Rules of Cross-Category Merchandising
Despite the influence that seasons, consumer trends, and other factors may have on cross-merchandising, there are some rules to consider. As you plan out your complementary product placement, consider the following standards.
Stay within two aisles: Two-aisles apart is the standard rule for cross-category merchandising. Two-aisles is the extent of most consumers’ peripheral vision.
Differentiate between drivers vs. drivens: Some products, such as salty snacks and beverages, are natural complementary products. However, while research says salty snacks make the consumer think of refreshment drinks, it doesn’t work the other way around. When looking at placement, consider if your product’s complementary items are drivers.
Study the shopper: Similar to the diapers and beer finding, consumer behaviors change all the time.
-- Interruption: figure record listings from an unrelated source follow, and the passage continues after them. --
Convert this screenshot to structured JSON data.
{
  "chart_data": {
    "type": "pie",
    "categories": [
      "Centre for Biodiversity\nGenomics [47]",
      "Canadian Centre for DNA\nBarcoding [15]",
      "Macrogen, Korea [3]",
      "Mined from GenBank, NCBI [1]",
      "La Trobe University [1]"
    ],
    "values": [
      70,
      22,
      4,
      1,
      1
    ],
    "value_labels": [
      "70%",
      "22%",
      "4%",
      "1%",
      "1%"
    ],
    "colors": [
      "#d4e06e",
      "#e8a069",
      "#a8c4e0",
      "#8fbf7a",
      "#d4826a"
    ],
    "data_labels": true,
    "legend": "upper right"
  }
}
Having an accurate idea of how customers are interacting and shopping the shelves will give you a better strategy to cross-merchandise your products.
Cross-Merchandising Serves Customers and Your Business
In the end, complementary product placement makes customers more interested in your products. It makes their buying experience more enjoyable, and at the same time, it increases your sales. With a grocery business intelligence software, you can analyze what happens at the point-of-purchase (POP) so you can strategize and plan ahead to optimize the customer experience.
Determine what products are the drivers to spark sales of your product, find out if your product is the driver for another item, and strategize a plan that will help your brand succeed. See the shelf from the most important view: the shopper’s.
Today, brands can make decisions based on on-demand, valuable data that is essential for planning. Make other products on the shelf work for you. Increase your sales while improving the customer’s shopping experience all at once.